Copy entries from hgcentralbeta (on hgwbeta) to hgcentral (on genome-centdb). You can use hgwdev> checkMetaData.csh to compare the metadata tables on any two machines (e.g. checkMetaData.csh <db_name> hgwbeta hgw1). This script will produce several files. You can then edit the file for each table (remove the column header line) then load them into the hgcentral database.

You can log into genome-centdb and view the hgcentral database like so:

            hgwdev> hgsql -h genome-centdb
            mysql> USE hgcentral;

Or, you can load the edited output file from the checkMetaData.csh script directly into hgcentral by doing the following:

  hgwdev> hgsql -h genome-centdb -e 'LOAD DATA LOCAL INFILE "'dbDb.$db.common'" 
               INTO TABLE dbDb' hgcentral

dbDb
- with active column set to 0 (don't set active = 1 until you are ready for the assembly to go live on the RR).
- hgNearOk = 1 is still OK for older assembly of same organism.
- edit orderKey if necessary to reflect the order as listed for this assembly on hgcentralbeta. Note: the orderKey information may be overridden by some of the CGIs, so it is not always apparent that the orderKey needs to be changed. One good place to check the order in the Browser is the drop-down menus on the PCR page (hgPcr).
- blatServers
- genomeClade (this only needs to be edited if this is a “1” assembly – first assembly for this organism)
- make gdbPdb entry to point to proteins database, if not default (for Known Genes)
- set liftOverChain. Do not change hgcentral.liftOverChain for assemblies on the RR going to the new db until the new db is active on the RR. Prepare a file to load into hgcentral immediately after setting active = 1.

Enable Assembly on Round Robin

Test the assembly tracks, BLAT, PCR, etc. by forcing db=$org and position= into the hgTracks URL (e.g. view an older assembly, then edit the URL so that you are actually viewing your new assembly).

When you know that everything is working, set the assembly to active:

      hgwdev> hgsql -h genome-centdb
      mysql> USE hgcentral;
      mysql> UPDATE dbDb SET active = 1 WHERE name = "$db";

defaultDb (set your assembly as the default assembly for this organism). You can do this for hgcentraltest and hgcentralbeta now too.

Push Downloads from hgwdev to hgdownload

These don't need to be pushed to hgwbeta or Round Robin – just straight from hgwdev to hgdownload.

Make sure that the permissions for these two directories are group protein writable (at least chmod 664). The developer who created this assembly will probably be the owner of the directory and the files in it; you may need to ask him/her to change the permissions. Ask the pushers to be sure to keep the permissions as they are when they push the files (especially making sure that they are group protein writable).

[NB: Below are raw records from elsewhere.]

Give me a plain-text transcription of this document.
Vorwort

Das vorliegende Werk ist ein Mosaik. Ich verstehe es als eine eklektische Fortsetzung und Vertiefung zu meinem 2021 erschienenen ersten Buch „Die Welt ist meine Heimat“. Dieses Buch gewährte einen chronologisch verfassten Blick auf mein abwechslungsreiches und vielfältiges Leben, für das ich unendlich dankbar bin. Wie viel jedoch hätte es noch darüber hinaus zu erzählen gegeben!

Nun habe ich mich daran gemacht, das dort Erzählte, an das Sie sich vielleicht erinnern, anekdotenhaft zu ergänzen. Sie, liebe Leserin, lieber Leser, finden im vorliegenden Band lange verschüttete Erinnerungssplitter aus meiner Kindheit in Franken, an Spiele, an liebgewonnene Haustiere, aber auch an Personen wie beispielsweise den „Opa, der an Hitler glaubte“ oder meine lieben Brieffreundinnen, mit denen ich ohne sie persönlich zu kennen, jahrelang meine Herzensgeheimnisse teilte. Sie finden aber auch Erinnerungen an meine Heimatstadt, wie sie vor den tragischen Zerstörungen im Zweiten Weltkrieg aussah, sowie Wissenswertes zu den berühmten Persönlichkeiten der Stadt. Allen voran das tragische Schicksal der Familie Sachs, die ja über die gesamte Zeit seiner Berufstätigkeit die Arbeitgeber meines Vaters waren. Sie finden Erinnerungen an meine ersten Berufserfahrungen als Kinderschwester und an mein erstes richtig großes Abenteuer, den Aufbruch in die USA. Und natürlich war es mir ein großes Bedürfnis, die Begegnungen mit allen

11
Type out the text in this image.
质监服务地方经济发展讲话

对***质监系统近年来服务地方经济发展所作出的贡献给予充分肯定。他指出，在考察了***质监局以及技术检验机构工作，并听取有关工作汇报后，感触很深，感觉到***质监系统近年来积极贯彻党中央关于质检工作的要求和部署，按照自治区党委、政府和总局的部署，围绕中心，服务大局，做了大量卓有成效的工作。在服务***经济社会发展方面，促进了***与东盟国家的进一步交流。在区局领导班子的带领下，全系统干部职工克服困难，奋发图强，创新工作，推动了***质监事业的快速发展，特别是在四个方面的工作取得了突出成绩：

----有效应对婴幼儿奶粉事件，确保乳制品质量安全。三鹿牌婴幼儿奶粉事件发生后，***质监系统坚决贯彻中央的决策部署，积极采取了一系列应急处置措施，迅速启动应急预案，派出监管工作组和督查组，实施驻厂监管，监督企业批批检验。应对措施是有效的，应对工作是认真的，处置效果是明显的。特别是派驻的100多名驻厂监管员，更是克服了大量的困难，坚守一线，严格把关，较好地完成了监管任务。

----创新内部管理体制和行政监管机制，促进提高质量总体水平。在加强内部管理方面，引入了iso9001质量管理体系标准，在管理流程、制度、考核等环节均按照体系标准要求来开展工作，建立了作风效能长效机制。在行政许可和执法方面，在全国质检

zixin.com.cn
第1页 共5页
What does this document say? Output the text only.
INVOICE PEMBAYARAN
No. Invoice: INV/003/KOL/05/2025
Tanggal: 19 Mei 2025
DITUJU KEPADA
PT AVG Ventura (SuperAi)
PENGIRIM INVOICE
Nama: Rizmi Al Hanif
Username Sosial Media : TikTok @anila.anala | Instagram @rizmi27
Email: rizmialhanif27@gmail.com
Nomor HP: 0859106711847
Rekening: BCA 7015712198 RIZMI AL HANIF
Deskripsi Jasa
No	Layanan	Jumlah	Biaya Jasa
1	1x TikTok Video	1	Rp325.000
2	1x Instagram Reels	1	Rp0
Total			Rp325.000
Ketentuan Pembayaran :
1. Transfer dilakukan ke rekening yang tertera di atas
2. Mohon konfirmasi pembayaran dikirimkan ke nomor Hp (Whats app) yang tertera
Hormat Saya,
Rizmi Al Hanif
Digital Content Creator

      hgwdev> /usr/local/apache/htdocs/goldenPath/$db/bigZips
      hgwdev> /usr/local/apache/htdocs/goldenPath/$db/database

The easiest way to ensure that the directory is group protein writable is to ask for a push of an empty directory with the appropriate permissions before you fill it with stuff. Another possibility is if you want to push a directory with stuff it helps if they can push the whole directory and all of its contents and not just certain items in the directory. For example, if you ask to push:

      	/usr/local/apache/htdocs/goldenPath/foo/foobar.gz
      	/usr/local/apache/htdocs/goldenPath/foo/foobaz.gz
      	/usr/local/apache/htdocs/goldenPath/foo/barbaz.gz

where usr/local/apache/htdocs/goldenPath/foo is a new directory and contains only those three files, then you should instead just ask to push the directory. If you tell them to push /usr/local/apache/htdocs/goldenPath/foo/*, they strip off the /* for this very reason.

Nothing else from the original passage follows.